A produção do Chester Perdigão tem início nos meses de fevereiro e março para chegar à mesa dos consumidores no Natal – é tanta preparação que algumas unidades da BRF são destinadas especialmente para criação do animal. Além disso, todo o ambiente é controlado para garantir as condições adequadas para o desenvolvimento da ave nas suas várias etapas de vida.

Há muita especulação em torno da utilização de hormônios e anabolizantes para acelerar o desenvolvimento de animais, principalmente o Chester Perdigão, que é uma ave grande e com muita carne. Porém, não passam de teorias sem fundamento, pois é proibido por lei administrar hormônios.

 

Chester com batatas

Ingredientes:
1 Chester Pedigão descongelado
2 xícaras (chá) de suco de frutas cítricas (laranja, limão, maracujá ou abacaxi)
Ervas frescas a gosto (salsinha, cebolinha, tomilho, orégano, alecrim, entre outros)
– Especiarias a gosto (páprica, açafrão, cominho, curry, entre outros)
Elementos aromáticos a gosto (cebola, alho, cenoura, salsão, alho-poró, gengibre, entre outros)
4 colheres (sopa) de Manteiga
Cenouras descascadas e cortadas em rodelas a gosto (opcional)
Batatas bolinha a gosto (opcional)
1 colher (sobremesa) de amido (opcional)

Modo de Preparo:

Pré-aqueça o forno a 250°C por 20 minutos; Retire o saquinho com os miúdos de dentro do chester; Em um refratário, tempere o chester com o suco de frutas, as ervas, as especiarias e os elementos aromáticos; esfregue o tempero por toda a ave, dentro e fora da cavidade e deixe mainar na geladeira pelo tempo que tiver disponível. O mais indicado para que a carne absorva mais os sabores, é deixar de um dia para o outro; Com as mãos ou com a ajuda de uma espátula, desgrude a pele da carne do peito delicadamente, de forma a não romper a pele.

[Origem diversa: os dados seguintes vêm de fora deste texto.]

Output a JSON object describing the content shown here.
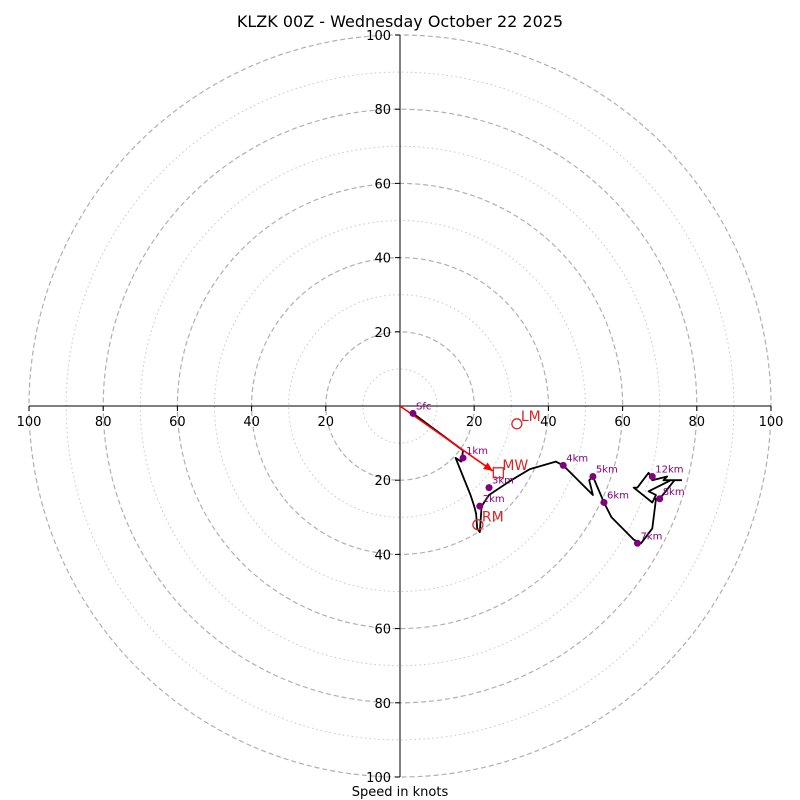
{
  "chart_data": {
    "type": "hodograph",
    "title": "KLZK 00Z - Wednesday October 22 2025",
    "xlabel": "Speed in knots",
    "xlim": [
      -100,
      100
    ],
    "ylim": [
      -100,
      100
    ],
    "ticks": [
      20,
      40,
      60,
      80,
      100
    ],
    "tick_labels": [
      "20",
      "40",
      "60",
      "80",
      "100"
    ],
    "major_rings": [
      20,
      40,
      60,
      80,
      100
    ],
    "minor_rings": [
      10,
      30,
      50,
      70,
      90
    ],
    "hodograph": {
      "u": [
        3.5,
        17,
        16.5,
        15,
        19,
        20,
        20.5,
        20.8,
        21.5,
        22,
        24,
        30,
        35,
        42,
        44,
        52,
        51,
        52,
        55,
        57,
        63,
        65,
        68,
        69,
        70,
        74,
        73,
        71,
        67,
        69,
        68,
        63,
        64,
        67,
        68,
        72,
        71,
        76
      ],
      "v": [
        -2,
        -12,
        -15,
        -14,
        -24,
        -27,
        -29,
        -33,
        -34,
        -27,
        -24,
        -20,
        -17,
        -15,
        -16,
        -24,
        -20,
        -19,
        -26,
        -30,
        -36,
        -37,
        -33,
        -25,
        -25,
        -20,
        -20,
        -21,
        -23,
        -24,
        -26,
        -22,
        -22,
        -18,
        -20,
        -19,
        -20,
        -20
      ]
    },
    "height_markers": [
      {
        "label": "Sfc",
        "u": 3.5,
        "v": -2
      },
      {
        "label": "1km",
        "u": 17,
        "v": -14
      },
      {
        "label": "2km",
        "u": 21.5,
        "v": -27
      },
      {
        "label": "3km",
        "u": 24,
        "v": -22
      },
      {
        "label": "4km",
        "u": 44,
        "v": -16
      },
      {
        "label": "5km",
        "u": 52,
        "v": -19
      },
      {
        "label": "6km",
        "u": 55,
        "v": -26
      },
      {
        "label": "7km",
        "u": 64,
        "v": -37
      },
      {
        "label": "8km",
        "u": 70,
        "v": -25
      },
      {
        "label": "12km",
        "u": 68,
        "v": -19
      }
    ],
    "shear_vector": {
      "from": [
        0,
        0
      ],
      "to": [
        25,
        -17.5
      ],
      "color": "#ff0000"
    },
    "storm_motion": [
      {
        "label": "LM",
        "u": 31.5,
        "v": -4.8,
        "symbol": "circle"
      },
      {
        "label": "MW",
        "u": 26.5,
        "v": -18,
        "symbol": "square"
      },
      {
        "label": "RM",
        "u": 21,
        "v": -32,
        "symbol": "circle"
      }
    ],
    "colors": {
      "trace": "#000000",
      "marker": "#800080",
      "storm": "#d62728",
      "shear": "#ff0000",
      "ring": "#b0b0b0"
    }
  }
}
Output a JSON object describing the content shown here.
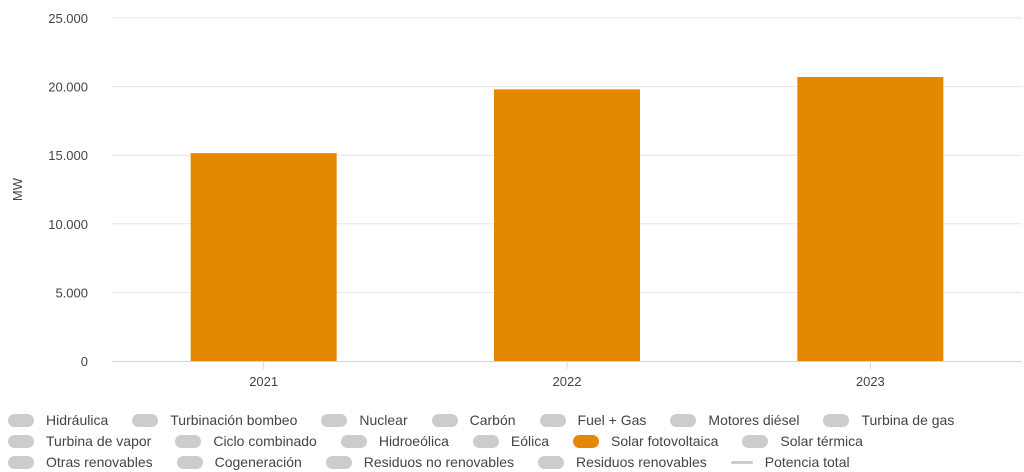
{
  "chart_data": {
    "type": "bar",
    "categories": [
      "2021",
      "2022",
      "2023"
    ],
    "series": [
      {
        "name": "Solar fotovoltaica",
        "values": [
          15150,
          19800,
          20700
        ],
        "color": "#E38800"
      }
    ],
    "ylabel": "MW",
    "ylim": [
      0,
      25000
    ],
    "yticks": [
      0,
      5000,
      10000,
      15000,
      20000,
      25000
    ],
    "ytick_labels": [
      "0",
      "5.000",
      "10.000",
      "15.000",
      "20.000",
      "25.000"
    ],
    "grid": true,
    "legend_position": "bottom"
  },
  "legend": {
    "rows": [
      [
        {
          "label": "Hidráulica",
          "active": false,
          "kind": "pill"
        },
        {
          "label": "Turbinación bombeo",
          "active": false,
          "kind": "pill"
        },
        {
          "label": "Nuclear",
          "active": false,
          "kind": "pill"
        },
        {
          "label": "Carbón",
          "active": false,
          "kind": "pill"
        },
        {
          "label": "Fuel + Gas",
          "active": false,
          "kind": "pill"
        },
        {
          "label": "Motores diésel",
          "active": false,
          "kind": "pill"
        },
        {
          "label": "Turbina de gas",
          "active": false,
          "kind": "pill"
        }
      ],
      [
        {
          "label": "Turbina de vapor",
          "active": false,
          "kind": "pill"
        },
        {
          "label": "Ciclo combinado",
          "active": false,
          "kind": "pill"
        },
        {
          "label": "Hidroeólica",
          "active": false,
          "kind": "pill"
        },
        {
          "label": "Eólica",
          "active": false,
          "kind": "pill"
        },
        {
          "label": "Solar fotovoltaica",
          "active": true,
          "kind": "pill",
          "color": "#E38800"
        },
        {
          "label": "Solar térmica",
          "active": false,
          "kind": "pill"
        }
      ],
      [
        {
          "label": "Otras renovables",
          "active": false,
          "kind": "pill"
        },
        {
          "label": "Cogeneración",
          "active": false,
          "kind": "pill"
        },
        {
          "label": "Residuos no renovables",
          "active": false,
          "kind": "pill"
        },
        {
          "label": "Residuos renovables",
          "active": false,
          "kind": "pill"
        },
        {
          "label": "Potencia total",
          "active": false,
          "kind": "line"
        }
      ]
    ],
    "inactive_color": "#cccccc"
  }
}
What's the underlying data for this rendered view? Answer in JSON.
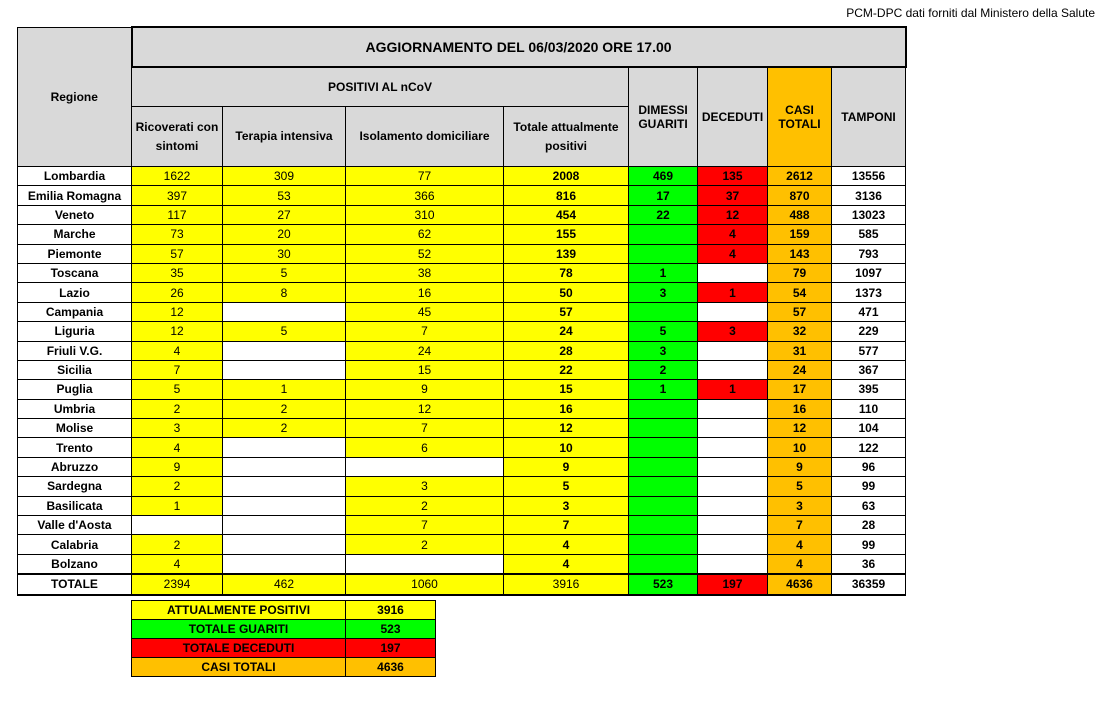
{
  "source_note": "PCM-DPC dati forniti dal Ministero della Salute",
  "title": "AGGIORNAMENTO DEL 06/03/2020 ORE 17.00",
  "headers": {
    "regione": "Regione",
    "positivi": "POSITIVI AL nCoV",
    "ricoverati": "Ricoverati con sintomi",
    "terapia": "Terapia intensiva",
    "isolamento": "Isolamento domiciliare",
    "totale_positivi": "Totale attualmente positivi",
    "dimessi": "DIMESSI GUARITI",
    "deceduti": "DECEDUTI",
    "casi": "CASI TOTALI",
    "tamponi": "TAMPONI"
  },
  "rows": [
    [
      "Lombardia",
      "1622",
      "309",
      "77",
      "2008",
      "469",
      "135",
      "2612",
      "13556"
    ],
    [
      "Emilia Romagna",
      "397",
      "53",
      "366",
      "816",
      "17",
      "37",
      "870",
      "3136"
    ],
    [
      "Veneto",
      "117",
      "27",
      "310",
      "454",
      "22",
      "12",
      "488",
      "13023"
    ],
    [
      "Marche",
      "73",
      "20",
      "62",
      "155",
      "",
      "4",
      "159",
      "585"
    ],
    [
      "Piemonte",
      "57",
      "30",
      "52",
      "139",
      "",
      "4",
      "143",
      "793"
    ],
    [
      "Toscana",
      "35",
      "5",
      "38",
      "78",
      "1",
      "",
      "79",
      "1097"
    ],
    [
      "Lazio",
      "26",
      "8",
      "16",
      "50",
      "3",
      "1",
      "54",
      "1373"
    ],
    [
      "Campania",
      "12",
      "",
      "45",
      "57",
      "",
      "",
      "57",
      "471"
    ],
    [
      "Liguria",
      "12",
      "5",
      "7",
      "24",
      "5",
      "3",
      "32",
      "229"
    ],
    [
      "Friuli V.G.",
      "4",
      "",
      "24",
      "28",
      "3",
      "",
      "31",
      "577"
    ],
    [
      "Sicilia",
      "7",
      "",
      "15",
      "22",
      "2",
      "",
      "24",
      "367"
    ],
    [
      "Puglia",
      "5",
      "1",
      "9",
      "15",
      "1",
      "1",
      "17",
      "395"
    ],
    [
      "Umbria",
      "2",
      "2",
      "12",
      "16",
      "",
      "",
      "16",
      "110"
    ],
    [
      "Molise",
      "3",
      "2",
      "7",
      "12",
      "",
      "",
      "12",
      "104"
    ],
    [
      "Trento",
      "4",
      "",
      "6",
      "10",
      "",
      "",
      "10",
      "122"
    ],
    [
      "Abruzzo",
      "9",
      "",
      "",
      "9",
      "",
      "",
      "9",
      "96"
    ],
    [
      "Sardegna",
      "2",
      "",
      "3",
      "5",
      "",
      "",
      "5",
      "99"
    ],
    [
      "Basilicata",
      "1",
      "",
      "2",
      "3",
      "",
      "",
      "3",
      "63"
    ],
    [
      "Valle d'Aosta",
      "",
      "",
      "7",
      "7",
      "",
      "",
      "7",
      "28"
    ],
    [
      "Calabria",
      "2",
      "",
      "2",
      "4",
      "",
      "",
      "4",
      "99"
    ],
    [
      "Bolzano",
      "4",
      "",
      "",
      "4",
      "",
      "",
      "4",
      "36"
    ]
  ],
  "totals": [
    "TOTALE",
    "2394",
    "462",
    "1060",
    "3916",
    "523",
    "197",
    "4636",
    "36359"
  ],
  "summary": [
    {
      "label": "ATTUALMENTE POSITIVI",
      "value": "3916",
      "color": "#ffff00"
    },
    {
      "label": "TOTALE GUARITI",
      "value": "523",
      "color": "#00ff00"
    },
    {
      "label": "TOTALE DECEDUTI",
      "value": "197",
      "color": "#ff0000"
    },
    {
      "label": "CASI TOTALI",
      "value": "4636",
      "color": "#ffc000"
    }
  ]
}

Coloque 2 colheres de sopa de Manteiga dentro da pele (entre pele e carne);mEspalhe mais 2 colheres de sopa de Manteiga pelo exterior da ave, peito, sobrecoxas e coxas; Leve para assar em forno a 250°C por aproximadamente 20 minutos (sem papel-alumínio);

Marcos Frank, médico e gourmet

Retire a assadeira do forno e cubra-a com papel-alumínio; volte a assadeira ao forno e asse conforme o tempo indicado para o peso da ave indicado na tabela da embalagem; Na hora final do tempo de forno, retire o papel alumínio e se desejar, adicione rodelas de cenoura e as batatas bolinha; regue o chester com os líquidos da assadeira a cada 30 minutos e deixe terminar de assar;

Após retirar a ave do forno, reserve a carne em outro recipiente, adicione um pouco de água à assadeira (aproximadamente 1 xícara de chá) e leve ao fogo até que o líquido engrosse e se forme um molho; Caso queira um molho ainda mais espesso, adicione 1 colher (sobremesa) de amido de milho. Sirva o molho preparado com seu Chester.